How young is too young to jump in the pool? Well, he or she may not be jumping just yet, but Parenting Magazine says that it's safe to bring a baby that's just a few months old into the water, so long as you take proper precautions.
Preparing for the plunge
Before taking your baby into the pool, ease him or her into the groove of water with baths and showers. Take these baths and showers with no soap (or very gentle soap). Even allowing them to play with a washcloth can help get them acquainted with the idea. This will help the child not to be fearful of water. The article goes on to say that after about two months of learning to "trust" the water, your baby should be ready for the pool.
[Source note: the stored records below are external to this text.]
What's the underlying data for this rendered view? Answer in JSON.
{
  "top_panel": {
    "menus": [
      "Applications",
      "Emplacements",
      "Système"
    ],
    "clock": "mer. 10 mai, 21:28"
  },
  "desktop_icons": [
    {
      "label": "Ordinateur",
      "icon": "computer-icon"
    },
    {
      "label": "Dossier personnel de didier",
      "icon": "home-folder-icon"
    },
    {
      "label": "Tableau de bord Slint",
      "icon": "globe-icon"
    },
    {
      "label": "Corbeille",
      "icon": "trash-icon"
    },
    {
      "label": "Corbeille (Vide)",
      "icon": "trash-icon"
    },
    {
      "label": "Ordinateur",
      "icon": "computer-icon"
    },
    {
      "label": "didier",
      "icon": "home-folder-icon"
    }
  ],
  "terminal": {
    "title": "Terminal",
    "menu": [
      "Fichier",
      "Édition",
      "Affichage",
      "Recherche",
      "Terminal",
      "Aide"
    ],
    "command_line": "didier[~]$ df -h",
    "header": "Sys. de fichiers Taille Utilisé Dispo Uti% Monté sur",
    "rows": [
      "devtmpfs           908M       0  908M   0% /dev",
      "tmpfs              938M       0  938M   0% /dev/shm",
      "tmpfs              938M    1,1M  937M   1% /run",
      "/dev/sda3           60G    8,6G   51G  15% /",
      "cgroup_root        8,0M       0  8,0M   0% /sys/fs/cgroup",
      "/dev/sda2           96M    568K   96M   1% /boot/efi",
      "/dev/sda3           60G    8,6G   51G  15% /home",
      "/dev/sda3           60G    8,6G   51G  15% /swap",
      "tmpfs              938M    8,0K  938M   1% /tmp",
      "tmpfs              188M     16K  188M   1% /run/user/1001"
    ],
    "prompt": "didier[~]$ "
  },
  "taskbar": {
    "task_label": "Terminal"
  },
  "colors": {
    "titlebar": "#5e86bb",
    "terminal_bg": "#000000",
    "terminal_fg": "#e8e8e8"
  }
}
While your baby may be ready to go in the pool, there are certain precautions you should take to ensure your baby's safety. Warm the pool up slightly and don't keep the baby in the water for very long. If he or she starts to shiver, it's time to get out of the pool. Also, make sure the chemicals are slightly more diluted than usual as babies have very sensitive eyes and skin.
Hold your baby under the arms so he or she can feel what it's like to float while staying safe. Try not to take your baby into the pool after meals to avoid a mess. If you do go in after eating, outfit your baby in a swim diaper. At 6 to 9 months, your baby will likely be ready for swimming lessons. Stay with him or her through the lessons, acting as a partner with the instructor so your baby doesn't become overwhelmed.
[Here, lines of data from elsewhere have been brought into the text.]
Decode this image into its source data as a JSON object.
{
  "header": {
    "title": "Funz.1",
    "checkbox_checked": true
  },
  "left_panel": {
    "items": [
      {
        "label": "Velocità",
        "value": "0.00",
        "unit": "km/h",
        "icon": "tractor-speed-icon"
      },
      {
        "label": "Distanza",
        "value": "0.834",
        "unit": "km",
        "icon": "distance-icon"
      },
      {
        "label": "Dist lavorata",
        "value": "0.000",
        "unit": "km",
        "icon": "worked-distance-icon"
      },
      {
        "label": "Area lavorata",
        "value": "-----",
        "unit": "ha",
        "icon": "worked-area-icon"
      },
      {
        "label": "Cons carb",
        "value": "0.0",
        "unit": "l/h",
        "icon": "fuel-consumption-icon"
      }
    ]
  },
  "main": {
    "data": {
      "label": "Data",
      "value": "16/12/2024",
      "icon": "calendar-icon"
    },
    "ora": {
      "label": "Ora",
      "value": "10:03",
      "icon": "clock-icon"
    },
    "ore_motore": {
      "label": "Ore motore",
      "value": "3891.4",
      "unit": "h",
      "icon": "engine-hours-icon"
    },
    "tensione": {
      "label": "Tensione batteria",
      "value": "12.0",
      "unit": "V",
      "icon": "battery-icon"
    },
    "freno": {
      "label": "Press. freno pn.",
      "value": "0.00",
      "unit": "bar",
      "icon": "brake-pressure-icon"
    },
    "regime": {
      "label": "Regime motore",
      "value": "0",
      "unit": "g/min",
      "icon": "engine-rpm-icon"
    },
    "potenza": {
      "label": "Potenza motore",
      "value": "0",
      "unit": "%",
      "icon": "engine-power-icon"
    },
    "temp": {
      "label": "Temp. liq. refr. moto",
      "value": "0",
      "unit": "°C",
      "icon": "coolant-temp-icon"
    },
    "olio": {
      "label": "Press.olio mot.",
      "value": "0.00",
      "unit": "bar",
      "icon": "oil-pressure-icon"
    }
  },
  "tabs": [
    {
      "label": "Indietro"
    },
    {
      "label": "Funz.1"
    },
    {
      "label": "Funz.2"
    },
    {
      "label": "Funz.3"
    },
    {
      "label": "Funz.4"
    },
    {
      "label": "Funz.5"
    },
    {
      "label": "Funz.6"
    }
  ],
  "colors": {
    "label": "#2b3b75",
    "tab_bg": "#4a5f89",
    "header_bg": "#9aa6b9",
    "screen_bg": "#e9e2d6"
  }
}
It's not just fun, it's good for them
Swimming is great exercise for babies and adults. According to BrainWorld Magazine, the resistance provided by the water stimulates muscle development and encourages growth in the brain as well. The article goes on to say that the stimulation that occurs with physical contact with the water can help the baby develop new pathways in the brain. Introducing your child to swimming early in life can help keep them safe when they get older and strike out on their own in the water. BrainWorld cites a 2009 study by the National Institute of Health, which found that swimming lessons reduce the risk of drowning for children ages 1 to 4 by 88 percent.